La carte d'appel à l'action sur le site No Kings - 2500 lieux de manifestation prévus le 14 octobre 2025
La mobilisation « No Kings » du 18 octobre s'inscrit dans une certaine continuité puisqu'il s'agit d'une deuxième journée de manifestation. Les premiers rassemblements No Kings ont eu lieu le 14 juin en réponse à un défilé militaire que Trump avait prévu pour le 250e anniversaire de l'armée américaine et son 79e anniversaire. Selon les estimations, la première manifestation avait réuni entre 2 et 4,8 millions de personnes au cours de 2 150 actions à l'échelle nationale. Elle était déjà elle-même supérieure aux manifestations « Hands Off » du 5 avril, qui avaient également mobilisé un nombre important de personnes, entre 919 000 et 1,5 million de personnes.
Il convient de noter que, par rapport à la première carte qui comptait 2 000 points de rassemblement, la nouvelle carte en compte 500 de plus. Il s'agit de montrer que le mouvement de contestation prend de l'ampleur. Cette nouvelle vague de manifestations survient dans un contexte de frustration croissante et d'opposition généralisée à la répression militaire du président Trump contre les villes dirigées par les démocrates à travers l'Amérique. Autre point de différence : lors de la manifestation du 14 octobre, la décision d'organiser des événements No Kings dans toutes les villes sauf Washington D.C correspondait au choix délibéré de mettre l'accent sur le contraste par rapport aux cérémonies officielles (cf forme de contre-événement) et de ne pas donner à l'administration Trump l'occasion d'attiser le conflit et de le mettre en avant. Lors de la manifestation du 18 octobre, toutes les villes sont concernées y compris Washington D.C.

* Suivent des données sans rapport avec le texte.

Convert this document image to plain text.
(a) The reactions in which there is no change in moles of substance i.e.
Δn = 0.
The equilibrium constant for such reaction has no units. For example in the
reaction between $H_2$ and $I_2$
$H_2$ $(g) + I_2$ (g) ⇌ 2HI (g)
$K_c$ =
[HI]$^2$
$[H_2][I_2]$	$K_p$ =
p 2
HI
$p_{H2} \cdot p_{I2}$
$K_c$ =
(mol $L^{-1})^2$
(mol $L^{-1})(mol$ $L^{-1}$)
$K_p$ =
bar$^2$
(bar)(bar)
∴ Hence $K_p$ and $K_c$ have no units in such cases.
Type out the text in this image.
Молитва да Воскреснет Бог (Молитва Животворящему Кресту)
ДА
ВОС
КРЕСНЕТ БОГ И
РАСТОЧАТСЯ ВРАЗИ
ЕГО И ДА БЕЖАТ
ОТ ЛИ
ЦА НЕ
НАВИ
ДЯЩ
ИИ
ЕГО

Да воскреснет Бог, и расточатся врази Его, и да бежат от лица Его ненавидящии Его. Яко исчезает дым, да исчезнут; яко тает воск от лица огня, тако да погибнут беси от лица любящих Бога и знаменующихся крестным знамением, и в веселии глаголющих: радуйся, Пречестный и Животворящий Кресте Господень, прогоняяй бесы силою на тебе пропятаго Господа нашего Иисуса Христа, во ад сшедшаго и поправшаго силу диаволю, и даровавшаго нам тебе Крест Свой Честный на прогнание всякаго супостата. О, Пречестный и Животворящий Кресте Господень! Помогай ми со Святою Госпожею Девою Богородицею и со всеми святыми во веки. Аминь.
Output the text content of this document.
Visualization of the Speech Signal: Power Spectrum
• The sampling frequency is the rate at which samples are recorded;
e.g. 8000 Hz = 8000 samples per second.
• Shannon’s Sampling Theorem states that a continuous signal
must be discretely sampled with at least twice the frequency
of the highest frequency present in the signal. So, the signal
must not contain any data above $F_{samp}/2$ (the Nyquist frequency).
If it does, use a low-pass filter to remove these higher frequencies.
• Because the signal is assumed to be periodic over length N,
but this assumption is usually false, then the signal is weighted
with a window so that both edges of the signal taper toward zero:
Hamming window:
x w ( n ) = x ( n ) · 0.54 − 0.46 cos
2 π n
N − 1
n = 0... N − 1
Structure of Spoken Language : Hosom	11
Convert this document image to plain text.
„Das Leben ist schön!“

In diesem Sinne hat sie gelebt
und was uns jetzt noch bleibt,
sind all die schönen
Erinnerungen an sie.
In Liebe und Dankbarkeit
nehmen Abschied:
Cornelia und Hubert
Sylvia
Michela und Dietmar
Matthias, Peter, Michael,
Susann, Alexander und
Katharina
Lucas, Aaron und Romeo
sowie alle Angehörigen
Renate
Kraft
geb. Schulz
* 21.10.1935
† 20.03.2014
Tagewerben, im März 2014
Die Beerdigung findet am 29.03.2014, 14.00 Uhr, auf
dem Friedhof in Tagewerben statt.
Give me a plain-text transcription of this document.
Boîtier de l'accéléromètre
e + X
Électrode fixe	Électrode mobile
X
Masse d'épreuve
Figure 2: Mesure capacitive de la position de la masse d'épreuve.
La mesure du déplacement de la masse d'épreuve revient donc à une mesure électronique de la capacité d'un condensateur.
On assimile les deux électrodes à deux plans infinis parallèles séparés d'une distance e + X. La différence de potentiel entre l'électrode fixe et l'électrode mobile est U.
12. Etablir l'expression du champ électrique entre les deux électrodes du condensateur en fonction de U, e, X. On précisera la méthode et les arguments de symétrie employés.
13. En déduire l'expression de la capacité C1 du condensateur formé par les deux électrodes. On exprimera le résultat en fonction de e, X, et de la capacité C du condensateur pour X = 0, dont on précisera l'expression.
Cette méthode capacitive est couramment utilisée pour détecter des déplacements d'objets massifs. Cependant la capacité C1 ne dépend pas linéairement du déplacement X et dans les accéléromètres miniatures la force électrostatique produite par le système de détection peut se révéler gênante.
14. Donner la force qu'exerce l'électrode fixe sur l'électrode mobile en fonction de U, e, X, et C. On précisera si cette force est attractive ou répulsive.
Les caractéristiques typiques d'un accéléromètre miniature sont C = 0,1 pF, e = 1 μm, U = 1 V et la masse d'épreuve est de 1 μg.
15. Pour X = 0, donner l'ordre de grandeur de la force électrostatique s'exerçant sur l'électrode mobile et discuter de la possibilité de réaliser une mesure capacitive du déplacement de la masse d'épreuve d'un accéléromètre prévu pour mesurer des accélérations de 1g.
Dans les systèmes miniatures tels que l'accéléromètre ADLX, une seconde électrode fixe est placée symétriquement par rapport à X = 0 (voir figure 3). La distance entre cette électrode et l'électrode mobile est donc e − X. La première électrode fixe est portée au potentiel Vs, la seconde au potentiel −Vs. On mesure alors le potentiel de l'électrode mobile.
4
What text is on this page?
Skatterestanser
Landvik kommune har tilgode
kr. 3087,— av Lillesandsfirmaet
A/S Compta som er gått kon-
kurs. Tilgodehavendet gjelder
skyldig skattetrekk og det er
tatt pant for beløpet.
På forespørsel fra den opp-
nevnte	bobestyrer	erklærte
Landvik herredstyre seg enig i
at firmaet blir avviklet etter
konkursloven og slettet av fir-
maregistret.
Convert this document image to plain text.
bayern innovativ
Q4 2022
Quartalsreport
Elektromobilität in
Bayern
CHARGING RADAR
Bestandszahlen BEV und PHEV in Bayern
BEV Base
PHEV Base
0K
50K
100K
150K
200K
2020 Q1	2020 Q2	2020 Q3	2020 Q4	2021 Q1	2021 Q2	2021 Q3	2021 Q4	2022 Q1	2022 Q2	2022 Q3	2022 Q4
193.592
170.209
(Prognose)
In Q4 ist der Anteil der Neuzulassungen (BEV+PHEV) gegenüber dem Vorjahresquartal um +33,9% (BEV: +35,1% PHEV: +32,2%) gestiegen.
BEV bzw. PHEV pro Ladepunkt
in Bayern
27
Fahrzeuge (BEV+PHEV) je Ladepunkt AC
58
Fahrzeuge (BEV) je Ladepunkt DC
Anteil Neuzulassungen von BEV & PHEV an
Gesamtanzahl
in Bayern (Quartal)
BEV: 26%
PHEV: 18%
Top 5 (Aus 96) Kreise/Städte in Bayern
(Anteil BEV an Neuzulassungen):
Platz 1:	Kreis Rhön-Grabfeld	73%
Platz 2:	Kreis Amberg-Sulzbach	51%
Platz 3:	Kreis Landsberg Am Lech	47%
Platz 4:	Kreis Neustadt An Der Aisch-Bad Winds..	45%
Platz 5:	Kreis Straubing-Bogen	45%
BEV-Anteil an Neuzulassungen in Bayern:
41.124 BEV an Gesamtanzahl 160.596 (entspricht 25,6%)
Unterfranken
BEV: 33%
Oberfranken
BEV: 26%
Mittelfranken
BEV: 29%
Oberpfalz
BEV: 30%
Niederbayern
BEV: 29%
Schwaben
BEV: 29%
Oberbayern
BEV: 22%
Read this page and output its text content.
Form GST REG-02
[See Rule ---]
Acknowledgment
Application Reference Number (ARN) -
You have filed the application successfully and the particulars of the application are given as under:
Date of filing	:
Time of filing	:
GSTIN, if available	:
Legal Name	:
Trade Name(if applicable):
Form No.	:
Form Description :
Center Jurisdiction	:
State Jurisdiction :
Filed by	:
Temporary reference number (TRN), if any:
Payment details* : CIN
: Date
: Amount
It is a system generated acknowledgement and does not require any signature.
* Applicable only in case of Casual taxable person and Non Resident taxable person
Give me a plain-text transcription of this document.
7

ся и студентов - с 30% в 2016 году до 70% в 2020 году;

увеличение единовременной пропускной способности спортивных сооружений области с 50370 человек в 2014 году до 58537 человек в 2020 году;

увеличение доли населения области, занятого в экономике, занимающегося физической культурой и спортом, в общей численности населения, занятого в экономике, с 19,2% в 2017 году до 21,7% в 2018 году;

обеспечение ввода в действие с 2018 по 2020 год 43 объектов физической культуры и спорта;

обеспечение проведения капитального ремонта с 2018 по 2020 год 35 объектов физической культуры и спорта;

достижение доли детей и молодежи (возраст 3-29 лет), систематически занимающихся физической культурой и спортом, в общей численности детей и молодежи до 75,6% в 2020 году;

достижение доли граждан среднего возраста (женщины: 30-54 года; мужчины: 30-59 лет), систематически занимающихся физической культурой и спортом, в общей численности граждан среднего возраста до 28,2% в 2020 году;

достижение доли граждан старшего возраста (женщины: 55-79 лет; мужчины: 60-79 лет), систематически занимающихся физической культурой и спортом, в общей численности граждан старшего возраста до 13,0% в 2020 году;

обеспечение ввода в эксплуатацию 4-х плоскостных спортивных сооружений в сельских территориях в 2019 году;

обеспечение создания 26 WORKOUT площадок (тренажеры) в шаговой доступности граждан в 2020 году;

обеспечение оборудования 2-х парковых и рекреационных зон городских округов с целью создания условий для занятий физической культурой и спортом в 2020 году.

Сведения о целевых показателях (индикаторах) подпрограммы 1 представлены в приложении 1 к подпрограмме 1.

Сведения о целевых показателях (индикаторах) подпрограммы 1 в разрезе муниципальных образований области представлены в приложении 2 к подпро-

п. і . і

La carte interactive « No Kings » n'est pas particulièrement intéressante en soi, si ce n'est comme visualisation de l'ampleur géographique du sentiment anti-Trump aux États-Unis. Il s'agit en apparence d'une simple carte interactive indiquant les lieux des manifestations contre l'autoritarisme croissant de l'administration Trump. Pourtant si on l'observe de plus près, on s'aperçoit qu'elle donne lieu à quelques variations. Ainsi en Europe notamment pour Londres, Madrid, Porto ou Stockohlm, le slogan "No Kings" a été remplacé par "No Tyrants" ou "No Dictators", de manière à élargir la contestation à toute forme de pouvoir autoritaire voire dictatorial. Le trumpisme ne concerne pas que les États-Unis. La montée de l'autoritarisme et la restriction des libertés concernent beaucoup d'autres pays dans le monde. Ce qui ferait de l'Amérique un symbole d'un mouvement de contestation beaucoup plus large à l'échelle mondiale.
(en rouge les comtés favorables à Trump / en bleu ceux favorables à Harris / en violet plus mixtes)
II) Le message et sa diffusion sur les réseaux sociaux
A l'heure d'Internet et des réseaux sociaux, la carte entend faire passer un message. Elle n'est pas seulement destinée à informer sur les lieux de rassemblement les plus proches. Elle a vocation à être reprise et diffusée sur les réseaux sociaux. On la retrouve aux côtés d'autres images ou slogans destinés à renforcer le message.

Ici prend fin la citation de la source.